Uncategorized

Jerman menghadapi reaksi keras atas penolakan untuk memberikan tank Ukraina

Berlin ragu-ragu untuk mengirim Macan Tutul atau mengizinkan negara lain untuk mentransfernya ke Kyiv, dengan laporan awal pekan ini mengatakan akan setuju untuk melakukannya hanya jika AS menyediakan tanknya juga. Washington mengatakan pengiriman tank Abrams ke Ukraina tidak layak, dengan alasan kesulitan dalam pelatihan dan pemeliharaan.

Tetapi harapan telah tumbuh menjelang pertemuan Kelompok Kontak Ukraina hari Jumat dari sekitar 50 negara pimpinan AS bahwa Jerman setidaknya akan setuju untuk membiarkan negara lain yang mengoperasikan Macan Tutul mentransfernya ke tentara Kyiv.

Senator AS Lindsey Graham, seorang Republikan dari South Carolina yang saat ini mengunjungi Kyiv, meminta kedua belah pihak untuk memasok mesin.

“Kepada Jerman: Kirim tank ke Ukraina karena mereka membutuhkannya. Demi kepentingan nasional Anda sendiri (Presiden Rusia Vladimir) Putin kalah di Ukraina,” katanya.

“Kepada Pemerintahan (Presiden AS Joe) Biden: Kirimkan tank-tank Amerika sehingga yang lain akan mengikuti langkah kita.”

Permohonan datang ketika tentara Rusia mengatakan pasukannya telah melancarkan serangan di wilayah Zaporizhzhia Ukraina, di mana pertempuran meningkat minggu ini setelah beberapa bulan front yang hampir membeku.

Dalam laporan hariannya Sabtu, pasukan Moskow mengatakan mereka melakukan “operasi ofensif” di wilayah tersebut dan mengklaim telah “mengambil garis dan posisi yang lebih menguntungkan”.

“SANGAT MUNGKIN” UNTUK MENGAMBIL KEMBALI WILAYAH

Di Kyiv pada hari Sabtu, Zelensky menghadiri pemakaman menteri dalam negeri dan pejabat lainnya yang tewas dalam kecelakaan helikopter di luar ibu kota pada hari Rabu.

Denys Monastyrsky, salah satu pembantu utama Zelensky, menjadi pejabat tertinggi Ukraina yang tewas dalam perang yang diluncurkan Rusia pada 24 Februari 2022.

Penyebab kecelakaan yang menewaskan dia dan 13 orang lainnya saat helikopter jatuh di dekat taman kanak-kanak masih dalam penyelidikan.

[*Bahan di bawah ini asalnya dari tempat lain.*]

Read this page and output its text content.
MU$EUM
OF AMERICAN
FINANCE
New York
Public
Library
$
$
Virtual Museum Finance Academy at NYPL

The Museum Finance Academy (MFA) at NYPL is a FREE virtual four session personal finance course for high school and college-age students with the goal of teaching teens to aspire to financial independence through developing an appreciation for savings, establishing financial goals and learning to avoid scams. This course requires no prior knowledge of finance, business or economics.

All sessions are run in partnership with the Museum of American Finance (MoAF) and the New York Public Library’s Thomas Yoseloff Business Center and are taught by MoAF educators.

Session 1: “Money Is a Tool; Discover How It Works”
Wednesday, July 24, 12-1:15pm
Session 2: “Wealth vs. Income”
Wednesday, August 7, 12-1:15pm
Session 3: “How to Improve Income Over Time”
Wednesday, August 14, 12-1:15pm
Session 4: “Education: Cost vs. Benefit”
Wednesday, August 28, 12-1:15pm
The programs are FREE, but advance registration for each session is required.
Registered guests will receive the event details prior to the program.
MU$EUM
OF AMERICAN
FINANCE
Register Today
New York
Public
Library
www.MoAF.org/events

Pejabat AS mengatakan Ukraina masih menghadapi perjuangan berat melawan pasukan Rusia yang masih menduduki seperlima dari negara itu 11 bulan setelah menyerang.

Tetapi mereka berbicara tentang kemungkinan kampanye dalam beberapa minggu mendatang oleh Ukraina untuk merebut kembali sebagian wilayahnya.

Ketua Gabungan AS Jenderal Mark Milley menunjuk pada sejumlah besar peralatan – sebagian besar kendaraan lapis baja dan artileri – yang dijanjikan Ukraina di Ramstein, serta pelatihan pasukannya dalam skala besar oleh sekutu.

“Saya pikir sangat mungkin bagi Ukraina untuk menjalankan operasi ofensif tingkat taktis atau bahkan operasional yang signifikan untuk membebaskan sebanyak mungkin wilayah Ukraina,” kata Milley.

Tetapi Kremlin memperingatkan hari Jumat bahwa tank-tank Barat hanya akan membuat sedikit perbedaan di medan perang.

“Orang tidak boleh melebih-lebihkan pentingnya pasokan semacam itu dalam hal kemampuan untuk mengubah sesuatu,” kata juru bicara Kremlin Dmitry Peskov kepada wartawan.